Because I wanted an hour of normalcy with my daughter.
It’s like I fucking said. To be the man Mia needs, I’ll have to dismantle the entire life I’ve built.
“Fuck!” The word explodes out of me.
Mia startles in my arms, her face scrunching up, ready to cry.
Damn it. Be better!
“Shhh, shhh,” I soothe her automatically, rocking her gently, my heart pounding with a mixture of fury and… surprisingly little panic about the money. The dominant feeling is anger. Anger that my attempt to connect with my daughter is being twisted into tabloid fodder. Anger that investors are reacting like skittish sheep. Anger at Luca’s barely concealed ‘I told you so’ tone.
I hit the mute button on my phone.
“Guess I should have listened to your advice about not appearing in public with Mia,” I say tightly, looking directly at Sabrina now. Her face is a mask of professional concern, but I see the underlying ‘I warned you’ in her eyes too. “But she’s my daughter, damn it. I want her to have a normal life. Or as normal as possible.”
“So much for your ingenious Clark Kent disguise,” she mutters, then sighs. “Nothing involving you will ever be truly normal, Leo. You know that. This,” she gestures vaguely between me, Mia, and the phone still pressed to my ear, “requires strategy. Careful management. Which is literallymy job.”
She’s right. This isn’t just personal anymore. It’s professional. The leak, the investor panic… it falls squarely into her court now.
“You there, bro?” Luca asks.
I unmute the phone.
“Luca,” I tell him, my voice cold, decisive. “Get Ms. Taylor everything on the Accel Partners withdrawal and the new Page Six article. And line up calls with our top five Limited Partners. Sabrina’s handling the response strategy.”
I hang up before Luca can argue, dropping the phone onto the changing table. I look at Sabrina, meeting her wide, slightly stunned gaze.
“Well,” I say, forcing a grim smile. “Looks like your PR campaign just got a whole lot more complicated. And personal.”
No thanks to me.
“Okay,” she says, taking a deep breath. “Okay. Let’s get to work.”

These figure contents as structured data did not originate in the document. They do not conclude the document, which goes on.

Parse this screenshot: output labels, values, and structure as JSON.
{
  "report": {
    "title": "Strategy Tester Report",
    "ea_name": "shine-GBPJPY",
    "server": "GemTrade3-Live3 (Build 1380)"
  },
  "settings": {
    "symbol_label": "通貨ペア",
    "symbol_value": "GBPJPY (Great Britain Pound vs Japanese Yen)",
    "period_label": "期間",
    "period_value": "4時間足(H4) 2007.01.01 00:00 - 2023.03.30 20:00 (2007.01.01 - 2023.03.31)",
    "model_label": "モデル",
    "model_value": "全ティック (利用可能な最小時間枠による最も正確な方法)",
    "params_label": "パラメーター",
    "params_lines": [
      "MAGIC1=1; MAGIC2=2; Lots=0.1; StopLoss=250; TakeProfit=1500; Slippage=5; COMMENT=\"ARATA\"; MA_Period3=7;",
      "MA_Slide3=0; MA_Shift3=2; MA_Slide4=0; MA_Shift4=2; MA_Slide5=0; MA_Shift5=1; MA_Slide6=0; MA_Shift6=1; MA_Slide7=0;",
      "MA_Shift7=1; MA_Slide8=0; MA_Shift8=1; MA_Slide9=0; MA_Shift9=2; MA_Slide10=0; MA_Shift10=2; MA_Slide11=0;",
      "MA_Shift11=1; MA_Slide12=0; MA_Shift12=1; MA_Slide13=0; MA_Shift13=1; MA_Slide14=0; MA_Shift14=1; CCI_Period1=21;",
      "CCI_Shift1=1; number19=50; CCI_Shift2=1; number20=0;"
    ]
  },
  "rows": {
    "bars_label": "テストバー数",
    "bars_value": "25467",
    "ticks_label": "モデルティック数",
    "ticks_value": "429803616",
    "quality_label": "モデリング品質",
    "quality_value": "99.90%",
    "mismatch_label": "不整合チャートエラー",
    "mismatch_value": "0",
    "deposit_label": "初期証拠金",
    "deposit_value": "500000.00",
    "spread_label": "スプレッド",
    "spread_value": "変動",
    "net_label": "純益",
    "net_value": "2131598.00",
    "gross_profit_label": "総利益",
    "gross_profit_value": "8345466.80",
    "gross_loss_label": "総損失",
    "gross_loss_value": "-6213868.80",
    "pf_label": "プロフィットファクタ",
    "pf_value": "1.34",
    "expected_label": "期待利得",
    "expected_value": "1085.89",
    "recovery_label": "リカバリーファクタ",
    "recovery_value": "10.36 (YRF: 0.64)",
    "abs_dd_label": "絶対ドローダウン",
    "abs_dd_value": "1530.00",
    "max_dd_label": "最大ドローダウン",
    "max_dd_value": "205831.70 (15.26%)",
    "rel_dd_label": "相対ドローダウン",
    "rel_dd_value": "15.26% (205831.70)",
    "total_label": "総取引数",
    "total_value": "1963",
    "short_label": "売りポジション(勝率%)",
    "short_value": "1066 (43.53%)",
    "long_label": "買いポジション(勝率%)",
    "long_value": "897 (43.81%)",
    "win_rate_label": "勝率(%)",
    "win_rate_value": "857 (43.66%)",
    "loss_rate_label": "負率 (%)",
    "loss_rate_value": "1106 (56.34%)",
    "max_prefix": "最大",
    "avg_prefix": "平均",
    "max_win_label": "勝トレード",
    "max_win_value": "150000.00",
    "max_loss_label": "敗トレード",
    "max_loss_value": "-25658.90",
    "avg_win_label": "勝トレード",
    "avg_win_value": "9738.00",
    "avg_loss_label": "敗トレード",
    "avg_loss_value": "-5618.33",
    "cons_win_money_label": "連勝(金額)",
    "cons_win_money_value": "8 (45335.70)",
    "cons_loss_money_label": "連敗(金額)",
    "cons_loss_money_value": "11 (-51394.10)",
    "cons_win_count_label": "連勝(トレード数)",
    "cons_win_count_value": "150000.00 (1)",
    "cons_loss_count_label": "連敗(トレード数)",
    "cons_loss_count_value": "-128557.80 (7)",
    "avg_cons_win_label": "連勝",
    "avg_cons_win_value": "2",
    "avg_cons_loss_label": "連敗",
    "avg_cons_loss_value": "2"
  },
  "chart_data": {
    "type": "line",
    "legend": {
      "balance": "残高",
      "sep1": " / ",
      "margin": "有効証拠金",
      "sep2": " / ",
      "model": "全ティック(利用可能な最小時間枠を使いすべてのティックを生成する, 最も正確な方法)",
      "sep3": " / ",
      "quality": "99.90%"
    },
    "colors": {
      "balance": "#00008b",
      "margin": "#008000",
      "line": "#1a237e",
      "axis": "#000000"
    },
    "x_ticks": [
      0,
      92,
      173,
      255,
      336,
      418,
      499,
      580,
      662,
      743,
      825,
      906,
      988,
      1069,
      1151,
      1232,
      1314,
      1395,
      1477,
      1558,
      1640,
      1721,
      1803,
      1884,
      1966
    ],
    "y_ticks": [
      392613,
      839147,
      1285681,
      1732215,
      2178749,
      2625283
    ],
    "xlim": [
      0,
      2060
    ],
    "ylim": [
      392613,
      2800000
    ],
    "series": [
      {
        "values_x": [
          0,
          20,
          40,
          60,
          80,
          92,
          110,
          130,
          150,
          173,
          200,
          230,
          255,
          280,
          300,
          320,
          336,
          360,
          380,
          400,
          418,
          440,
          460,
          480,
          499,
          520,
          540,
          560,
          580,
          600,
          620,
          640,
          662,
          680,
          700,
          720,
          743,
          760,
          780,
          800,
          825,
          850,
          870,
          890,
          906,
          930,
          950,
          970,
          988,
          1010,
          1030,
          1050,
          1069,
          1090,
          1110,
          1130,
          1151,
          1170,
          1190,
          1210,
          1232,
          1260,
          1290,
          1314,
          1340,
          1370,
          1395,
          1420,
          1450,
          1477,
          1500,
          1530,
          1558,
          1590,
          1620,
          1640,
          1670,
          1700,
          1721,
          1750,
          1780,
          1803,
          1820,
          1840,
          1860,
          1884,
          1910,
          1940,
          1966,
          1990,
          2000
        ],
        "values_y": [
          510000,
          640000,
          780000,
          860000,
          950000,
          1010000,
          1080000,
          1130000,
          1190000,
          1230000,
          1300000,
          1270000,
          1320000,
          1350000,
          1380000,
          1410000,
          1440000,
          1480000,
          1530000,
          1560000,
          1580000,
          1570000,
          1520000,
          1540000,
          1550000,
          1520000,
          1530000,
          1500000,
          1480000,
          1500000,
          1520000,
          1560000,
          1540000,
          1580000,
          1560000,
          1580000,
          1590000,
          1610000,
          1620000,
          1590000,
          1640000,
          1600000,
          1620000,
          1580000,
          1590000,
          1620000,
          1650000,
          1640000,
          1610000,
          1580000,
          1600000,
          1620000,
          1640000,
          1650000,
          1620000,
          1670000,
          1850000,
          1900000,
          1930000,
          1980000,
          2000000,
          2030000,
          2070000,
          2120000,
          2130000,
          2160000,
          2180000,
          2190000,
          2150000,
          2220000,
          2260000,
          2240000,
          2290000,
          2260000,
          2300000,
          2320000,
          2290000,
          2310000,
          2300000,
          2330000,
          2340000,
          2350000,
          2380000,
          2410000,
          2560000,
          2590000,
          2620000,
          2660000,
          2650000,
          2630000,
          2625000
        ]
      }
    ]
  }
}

I want to be with her and Mia.
I really do. And while I don’t care all that much for the money (or so I tell myself, anyway), I’m not ready to dismantle my entire life.
Not yet.
26
Sabrina
Sunrise over Central Park is spectacular. The pinks and reds reflecting off the glass towers are beautiful. Even when viewed through the filter of sleep deprivation and that cocktail of endorphins still swirling through my veins from last night’s…encounter… not to mention the vague panic currently sitting somewhere deep in my gut.
I woke up an hour ago in the guest suite. Alone. Which was both a relief and, confusingly, a disappointment. After the kiss, after the sex against the window...
God, did that really happen?
Yes. Yes it did.
And I’d retreated. Pulled away emotionally the second the physical intensity subsided. Slammed the door shut on that moment of connection, on the terrifying vulnerability he’d coaxed out of me.
It was pure self-preservation. A reflex honed by years of expecting the other shoe to drop, expecting charm to curdle into indifference, expecting men like Leo to leave.
He’s not father material, the familiar refrain screamed in my head, even as my body hummed with the memory of his touch.He’ll disappear. Protect yourself. Protect Mia.
So I pulled back. Built the wall brick by brick. And watched his face shutter, his own vulnerability vanish, replaced by that familiar guarded mask.